Because of its chemical nature, the cytoplasm of all bacterial cells has a slight negative charge when growing in a medium of near neutral pH. Therefore, when using a basic stain (positively charged), the positively charged color portion of the stain combines with the negatively charged bacterial cytoplasm and the organism becomes directly stained.
In a simple stain, the bacteria are stained with one positively charged stain, staining the bacteria the same color. Crystal violet, methylene blue, and safranin are all examples of positively charged stains used in simple stains, although any positively charged stain may be used.
Simple stains are easy to perform and provide basic information about size, morphology (shape), and arrangement of the bacteria. When viewing a simple stain, the microorganisms will appear colored against a transparent background.
PRE-ASSESSMENT
PROCEDURE
Simple stain the “E” and “S” slides you prepared in the streak plate lab exercise one at a time.

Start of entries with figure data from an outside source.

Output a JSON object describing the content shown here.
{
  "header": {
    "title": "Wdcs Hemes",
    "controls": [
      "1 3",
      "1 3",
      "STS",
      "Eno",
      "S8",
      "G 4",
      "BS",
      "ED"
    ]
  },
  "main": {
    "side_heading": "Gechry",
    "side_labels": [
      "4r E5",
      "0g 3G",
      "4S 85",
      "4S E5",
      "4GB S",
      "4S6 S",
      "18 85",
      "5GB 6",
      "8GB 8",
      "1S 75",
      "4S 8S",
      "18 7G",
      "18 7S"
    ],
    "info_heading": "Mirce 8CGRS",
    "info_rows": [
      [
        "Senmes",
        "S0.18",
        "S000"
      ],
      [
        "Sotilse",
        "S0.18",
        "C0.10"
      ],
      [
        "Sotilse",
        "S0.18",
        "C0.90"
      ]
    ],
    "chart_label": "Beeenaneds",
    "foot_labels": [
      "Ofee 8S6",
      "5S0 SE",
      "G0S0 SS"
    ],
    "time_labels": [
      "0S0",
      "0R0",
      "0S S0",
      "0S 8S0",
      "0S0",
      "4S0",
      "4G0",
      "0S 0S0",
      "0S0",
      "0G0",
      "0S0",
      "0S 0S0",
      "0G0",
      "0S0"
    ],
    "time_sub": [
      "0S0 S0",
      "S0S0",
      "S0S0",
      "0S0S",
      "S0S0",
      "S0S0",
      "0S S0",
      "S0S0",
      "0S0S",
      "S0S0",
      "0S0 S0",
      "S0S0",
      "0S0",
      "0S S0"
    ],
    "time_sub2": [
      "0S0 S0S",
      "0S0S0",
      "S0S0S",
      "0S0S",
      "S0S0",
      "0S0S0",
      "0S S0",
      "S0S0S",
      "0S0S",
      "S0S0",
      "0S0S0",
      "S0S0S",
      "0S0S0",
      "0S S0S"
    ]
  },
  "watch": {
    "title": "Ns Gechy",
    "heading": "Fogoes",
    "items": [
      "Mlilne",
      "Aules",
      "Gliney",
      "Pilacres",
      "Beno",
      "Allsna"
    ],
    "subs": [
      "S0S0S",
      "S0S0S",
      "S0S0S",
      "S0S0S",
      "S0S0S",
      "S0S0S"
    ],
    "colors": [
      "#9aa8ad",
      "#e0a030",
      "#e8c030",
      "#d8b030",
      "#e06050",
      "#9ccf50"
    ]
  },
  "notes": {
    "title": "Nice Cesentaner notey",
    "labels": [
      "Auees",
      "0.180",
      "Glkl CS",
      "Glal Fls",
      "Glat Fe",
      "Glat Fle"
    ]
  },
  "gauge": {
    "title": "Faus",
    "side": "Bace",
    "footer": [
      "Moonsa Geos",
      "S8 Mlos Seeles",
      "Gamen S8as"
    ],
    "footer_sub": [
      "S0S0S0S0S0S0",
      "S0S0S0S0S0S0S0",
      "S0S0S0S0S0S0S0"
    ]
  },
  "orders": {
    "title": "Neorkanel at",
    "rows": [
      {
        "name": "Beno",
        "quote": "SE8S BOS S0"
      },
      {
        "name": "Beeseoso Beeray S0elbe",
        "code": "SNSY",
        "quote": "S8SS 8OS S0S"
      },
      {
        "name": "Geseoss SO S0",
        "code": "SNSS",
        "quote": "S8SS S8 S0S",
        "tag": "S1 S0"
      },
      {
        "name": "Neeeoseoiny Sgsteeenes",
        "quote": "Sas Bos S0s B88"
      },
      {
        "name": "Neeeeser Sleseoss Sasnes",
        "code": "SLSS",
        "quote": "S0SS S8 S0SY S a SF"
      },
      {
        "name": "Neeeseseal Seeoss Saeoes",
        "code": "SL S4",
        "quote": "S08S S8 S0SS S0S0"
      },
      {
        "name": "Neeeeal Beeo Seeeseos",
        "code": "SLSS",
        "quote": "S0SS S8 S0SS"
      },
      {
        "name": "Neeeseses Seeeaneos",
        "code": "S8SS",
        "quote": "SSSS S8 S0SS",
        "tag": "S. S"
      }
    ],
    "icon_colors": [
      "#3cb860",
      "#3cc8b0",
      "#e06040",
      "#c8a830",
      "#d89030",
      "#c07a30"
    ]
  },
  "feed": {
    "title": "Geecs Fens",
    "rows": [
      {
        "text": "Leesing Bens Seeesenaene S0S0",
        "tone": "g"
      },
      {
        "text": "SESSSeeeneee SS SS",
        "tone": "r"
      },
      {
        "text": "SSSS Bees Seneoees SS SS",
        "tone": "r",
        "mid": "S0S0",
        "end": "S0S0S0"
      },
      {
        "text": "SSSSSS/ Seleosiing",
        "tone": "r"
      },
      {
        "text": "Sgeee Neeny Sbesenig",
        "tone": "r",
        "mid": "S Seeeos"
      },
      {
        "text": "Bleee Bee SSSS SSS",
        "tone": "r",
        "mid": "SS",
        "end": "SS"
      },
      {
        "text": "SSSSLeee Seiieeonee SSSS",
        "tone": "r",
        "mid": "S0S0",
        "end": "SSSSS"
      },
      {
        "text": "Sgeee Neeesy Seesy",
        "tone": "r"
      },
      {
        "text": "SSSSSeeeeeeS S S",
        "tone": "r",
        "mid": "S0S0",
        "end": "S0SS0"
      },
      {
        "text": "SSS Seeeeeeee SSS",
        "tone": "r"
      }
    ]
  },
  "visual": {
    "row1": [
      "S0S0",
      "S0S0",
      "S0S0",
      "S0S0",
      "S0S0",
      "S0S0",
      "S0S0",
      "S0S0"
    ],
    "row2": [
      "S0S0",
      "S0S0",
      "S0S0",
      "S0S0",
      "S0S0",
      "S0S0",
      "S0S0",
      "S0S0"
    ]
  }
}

1. Add a few drops of positively charged crystal violet OR positively charged safranin to the smear. Wait 1 minute. Rinse the smear with deionized water. Shake excess water off the smear.
2. Gently blot the excess water from the slide using bibulous paper.
Observe stained slides
1. Review how to set up your microscope properly in the microscope lab exercise. Bacteria on the stained smear will need to be magnified 1000X to be able to determine morphology and arrangement.
2. Draw the simple stained bacteria you have observed at 1000X total magnification in the worksheet. Complete the worksheet.
3. After you have observed the simple stain slides, dispose of the slides in the used slide basin.